Notre travail a pointé les caractères déjà décrits dans la littérature quant aux patients présentant des douleurs ou autres symptômes inexpliquées : la multiplicité des symptômes, leur variabilités, la présence de signes psychiques associés : dépression, anxiété, conduite obsessionnelle. La multiplication des examens complémentaires, des avis de spécialistes, en attente d’ étiquetage et de traitement miracle accompagnent le clivage entre corps et psychisme, la difficulté à ressentir des émotions, à les accepter, les exprimer, on pourrait dire la difficulté d’introspection et d’élaboration.
Notre séminaire nous a permis de percevoir que la douleur survient souvent dans un contexte de déstabilisation psychique inattendue mais qui fait écho à une souffrance ancienne, souvent enfouieet qui n’a pas été métabolisée. Les causes de résurgence de la souffrance sont multiples. L’arrivée d’un enfant peut susciter la peur ne pas savoir être père car les souvenirs du lien père-fils seraient intriqués aux souvenirs de maltraitances. Il peut aussi s’agir d’éviter bien des fantômes, de ne pas penser à ce qui a fait mal tout en en marquant la trace. Les douleurs semblent traduire parfois une certaine rigidité psychique ou une posture infantile qui pourraient n’être que la face visible d’un syndrome post-traumatique jamais exploré. Les douleurs ne sont perçues parfois par le médecin que comme un prétexte à consulter comme cette patiente qui vient se plaindre de ses pieds. Le médecin se penche alors que un symptôme plus inquiétant dont il permettra d’ailleurs une résolution digne d’un conte de fée. La patiente avait peut-être du mal à continuer d’avancer.
Ce que nous apportons de plus par notre mode de travail, c’est la part du médecin dans cette difficulté à dépasser le mode de présentation du patientpour accéder à ses maux psychiques.
Il faut investir parfois beaucoup de temps et d'énergie et accepter de se faire polluer pour avoir un petit bout de leur histoire. Le médecin n’a pas toujours envie de franchir le mur. Il ne prend pas le temps, ne trouve pas l’occasion, se retranche derrière le risque d’être intrusif, parce qu’il sent un puit sans fond, parce que cette souffrance sous-jacente lui parait envahissante et résonne avec ses propres difficultés et le fait accéder à des parties sombres de lui-même.
Dire au patient qu’on perçoit sa souffrance est évidemment une meilleure approche que de lui faire un cours sur la psychosomatique pour tenter de le convaincre qu’il devrait voir les choses autrement. Comme nous l’a proposé notre expert, il s’agit parfois seulement de poser des questions simples sur les quelques évènements de vie que le patient nous apporte,
L’agacement du médecin de la posture d’enfermement du patient et de son manque d’élan vital peut être un obstacle pour trouver le chemin de la résilience. Permettre au patient d’exprimer sa souffrance est un préalable à tout espoir de voir surgir un élan vital solide. Cela demande de la patience, le désir de comprendre, et d’accompagner le temps psychique de déconstruction des traumatismes avant de vouloir stimuler le patient et attendre de lui du « positif ».

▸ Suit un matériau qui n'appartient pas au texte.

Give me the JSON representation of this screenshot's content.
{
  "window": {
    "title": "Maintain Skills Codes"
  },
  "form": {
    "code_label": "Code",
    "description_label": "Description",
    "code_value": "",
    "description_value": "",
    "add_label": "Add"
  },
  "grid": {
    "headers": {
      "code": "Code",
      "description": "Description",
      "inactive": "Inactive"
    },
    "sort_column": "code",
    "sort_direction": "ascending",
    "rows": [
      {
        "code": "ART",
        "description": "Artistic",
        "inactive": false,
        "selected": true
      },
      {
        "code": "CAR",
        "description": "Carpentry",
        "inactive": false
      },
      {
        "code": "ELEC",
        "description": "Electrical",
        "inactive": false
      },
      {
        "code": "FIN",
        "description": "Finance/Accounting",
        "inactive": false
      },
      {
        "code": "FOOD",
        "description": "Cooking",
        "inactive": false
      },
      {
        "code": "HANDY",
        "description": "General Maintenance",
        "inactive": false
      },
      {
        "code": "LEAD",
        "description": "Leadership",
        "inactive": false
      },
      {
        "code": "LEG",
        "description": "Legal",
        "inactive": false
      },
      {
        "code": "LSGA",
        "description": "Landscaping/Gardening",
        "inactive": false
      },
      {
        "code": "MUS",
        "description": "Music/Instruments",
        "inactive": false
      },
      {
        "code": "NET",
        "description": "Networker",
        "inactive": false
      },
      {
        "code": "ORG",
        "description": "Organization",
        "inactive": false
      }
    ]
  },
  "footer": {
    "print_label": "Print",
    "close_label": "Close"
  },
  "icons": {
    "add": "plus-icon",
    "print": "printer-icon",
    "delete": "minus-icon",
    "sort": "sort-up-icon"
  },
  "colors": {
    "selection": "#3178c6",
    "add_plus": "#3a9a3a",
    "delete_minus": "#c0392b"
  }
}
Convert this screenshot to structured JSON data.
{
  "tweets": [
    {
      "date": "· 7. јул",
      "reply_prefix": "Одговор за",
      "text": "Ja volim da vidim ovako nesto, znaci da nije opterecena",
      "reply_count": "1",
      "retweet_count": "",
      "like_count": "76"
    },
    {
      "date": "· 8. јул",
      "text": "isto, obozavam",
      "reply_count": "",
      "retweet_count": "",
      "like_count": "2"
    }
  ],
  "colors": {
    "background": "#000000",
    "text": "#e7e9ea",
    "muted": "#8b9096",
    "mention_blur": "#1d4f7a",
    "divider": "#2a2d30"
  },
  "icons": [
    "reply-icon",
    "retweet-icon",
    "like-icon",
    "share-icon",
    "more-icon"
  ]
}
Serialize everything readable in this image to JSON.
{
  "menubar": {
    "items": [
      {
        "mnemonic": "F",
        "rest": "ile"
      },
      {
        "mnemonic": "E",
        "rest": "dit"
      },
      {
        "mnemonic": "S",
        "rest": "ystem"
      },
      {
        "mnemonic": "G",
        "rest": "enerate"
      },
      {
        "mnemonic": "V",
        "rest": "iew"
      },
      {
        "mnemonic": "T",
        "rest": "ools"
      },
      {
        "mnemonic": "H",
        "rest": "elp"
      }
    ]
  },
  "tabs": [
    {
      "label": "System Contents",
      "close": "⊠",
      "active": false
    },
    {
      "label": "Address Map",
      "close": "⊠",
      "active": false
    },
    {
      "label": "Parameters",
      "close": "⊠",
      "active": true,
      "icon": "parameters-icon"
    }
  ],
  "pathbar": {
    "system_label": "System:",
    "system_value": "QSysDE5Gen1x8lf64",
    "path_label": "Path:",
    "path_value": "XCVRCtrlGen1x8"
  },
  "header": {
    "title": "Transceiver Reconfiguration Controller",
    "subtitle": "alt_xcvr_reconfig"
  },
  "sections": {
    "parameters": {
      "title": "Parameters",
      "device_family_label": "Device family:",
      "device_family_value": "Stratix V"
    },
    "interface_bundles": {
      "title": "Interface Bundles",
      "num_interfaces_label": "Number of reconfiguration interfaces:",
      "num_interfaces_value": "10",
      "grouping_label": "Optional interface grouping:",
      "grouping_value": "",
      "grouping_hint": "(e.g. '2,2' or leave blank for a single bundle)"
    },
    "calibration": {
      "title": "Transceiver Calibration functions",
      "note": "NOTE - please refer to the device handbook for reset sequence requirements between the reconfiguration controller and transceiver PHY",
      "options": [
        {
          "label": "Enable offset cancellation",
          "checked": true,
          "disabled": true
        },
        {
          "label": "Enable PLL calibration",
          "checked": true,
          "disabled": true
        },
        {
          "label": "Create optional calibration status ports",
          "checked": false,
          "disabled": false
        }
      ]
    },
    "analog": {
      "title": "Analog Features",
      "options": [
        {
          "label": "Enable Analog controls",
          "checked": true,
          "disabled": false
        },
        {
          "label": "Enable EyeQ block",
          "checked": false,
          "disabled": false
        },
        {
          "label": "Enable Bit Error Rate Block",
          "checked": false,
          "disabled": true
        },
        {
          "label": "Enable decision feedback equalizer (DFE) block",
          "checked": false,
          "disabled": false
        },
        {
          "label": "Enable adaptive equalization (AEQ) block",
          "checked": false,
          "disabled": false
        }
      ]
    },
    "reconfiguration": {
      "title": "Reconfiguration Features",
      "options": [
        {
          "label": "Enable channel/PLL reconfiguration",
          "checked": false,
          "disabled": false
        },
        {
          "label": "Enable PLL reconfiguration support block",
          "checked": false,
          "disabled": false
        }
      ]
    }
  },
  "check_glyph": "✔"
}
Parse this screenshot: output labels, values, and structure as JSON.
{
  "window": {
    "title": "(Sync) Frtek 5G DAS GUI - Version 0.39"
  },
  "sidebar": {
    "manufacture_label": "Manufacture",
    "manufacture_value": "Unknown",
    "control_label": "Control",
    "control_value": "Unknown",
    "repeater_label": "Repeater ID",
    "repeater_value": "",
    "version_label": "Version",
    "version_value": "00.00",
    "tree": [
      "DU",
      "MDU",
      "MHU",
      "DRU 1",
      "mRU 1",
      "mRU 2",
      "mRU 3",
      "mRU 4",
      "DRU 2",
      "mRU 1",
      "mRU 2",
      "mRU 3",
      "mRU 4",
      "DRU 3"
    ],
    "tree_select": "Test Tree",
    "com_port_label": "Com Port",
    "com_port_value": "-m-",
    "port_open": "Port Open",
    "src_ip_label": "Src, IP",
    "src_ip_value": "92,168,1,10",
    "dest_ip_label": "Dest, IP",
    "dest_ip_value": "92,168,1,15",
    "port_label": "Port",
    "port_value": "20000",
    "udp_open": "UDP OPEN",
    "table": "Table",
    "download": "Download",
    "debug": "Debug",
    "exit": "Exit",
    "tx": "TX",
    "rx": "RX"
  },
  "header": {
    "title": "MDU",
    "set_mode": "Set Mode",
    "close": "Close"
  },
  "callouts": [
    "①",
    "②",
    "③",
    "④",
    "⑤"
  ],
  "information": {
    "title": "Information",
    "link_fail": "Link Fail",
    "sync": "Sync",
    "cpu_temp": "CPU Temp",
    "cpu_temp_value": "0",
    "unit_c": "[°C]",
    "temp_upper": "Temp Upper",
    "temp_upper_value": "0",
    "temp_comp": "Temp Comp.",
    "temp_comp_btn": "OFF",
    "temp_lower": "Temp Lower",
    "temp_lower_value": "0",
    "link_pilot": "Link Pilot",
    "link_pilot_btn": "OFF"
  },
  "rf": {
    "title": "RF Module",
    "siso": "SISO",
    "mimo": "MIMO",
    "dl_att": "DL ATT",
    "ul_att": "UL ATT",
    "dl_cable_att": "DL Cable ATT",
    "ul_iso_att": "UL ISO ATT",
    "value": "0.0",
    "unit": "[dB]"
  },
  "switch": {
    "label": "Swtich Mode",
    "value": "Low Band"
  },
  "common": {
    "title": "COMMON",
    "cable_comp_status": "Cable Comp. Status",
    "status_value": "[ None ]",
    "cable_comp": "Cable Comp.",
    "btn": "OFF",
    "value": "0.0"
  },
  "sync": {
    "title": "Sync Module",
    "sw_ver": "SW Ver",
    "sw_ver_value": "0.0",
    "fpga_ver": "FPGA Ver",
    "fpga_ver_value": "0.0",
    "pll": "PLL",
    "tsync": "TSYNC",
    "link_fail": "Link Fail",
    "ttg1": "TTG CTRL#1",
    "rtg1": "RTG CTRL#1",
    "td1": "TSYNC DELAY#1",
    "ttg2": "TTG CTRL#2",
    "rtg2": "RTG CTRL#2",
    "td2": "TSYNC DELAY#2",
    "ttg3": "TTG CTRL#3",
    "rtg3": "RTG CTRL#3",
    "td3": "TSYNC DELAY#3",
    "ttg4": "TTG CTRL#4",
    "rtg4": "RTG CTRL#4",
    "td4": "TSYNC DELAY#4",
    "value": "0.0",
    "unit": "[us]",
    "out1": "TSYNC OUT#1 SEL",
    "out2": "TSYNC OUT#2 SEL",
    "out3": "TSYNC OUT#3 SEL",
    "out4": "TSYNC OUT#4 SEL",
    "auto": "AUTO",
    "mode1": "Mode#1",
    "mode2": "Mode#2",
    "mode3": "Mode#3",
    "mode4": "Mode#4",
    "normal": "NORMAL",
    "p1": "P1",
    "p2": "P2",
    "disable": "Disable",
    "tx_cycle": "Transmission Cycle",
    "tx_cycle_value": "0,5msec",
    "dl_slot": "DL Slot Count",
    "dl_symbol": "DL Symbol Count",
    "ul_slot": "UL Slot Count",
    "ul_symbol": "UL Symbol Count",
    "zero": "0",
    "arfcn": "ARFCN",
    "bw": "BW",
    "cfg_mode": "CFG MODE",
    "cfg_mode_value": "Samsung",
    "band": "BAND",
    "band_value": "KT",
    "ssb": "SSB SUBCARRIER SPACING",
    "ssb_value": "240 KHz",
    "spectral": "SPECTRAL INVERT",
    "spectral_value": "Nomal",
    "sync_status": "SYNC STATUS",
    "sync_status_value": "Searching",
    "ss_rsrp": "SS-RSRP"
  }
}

Comme le patient a parfois besoin du médecin pour enfin lâcher quelque chose, le médecin a parfois besoin de son groupe de travail pour ne pas être seul face à tant de souffrance ou de peur. Les résonances se perçoivent parfois lors de la lecture du texte pourtant écrit sans affect apparent. Le plus souvent c’est la discussion qui ouvre la voie de la raisonnance, ce raisonnement basé sur la résonance. Comme pour l’empathie, c’est l’émotionnel qui ouvre la voix du cognitif.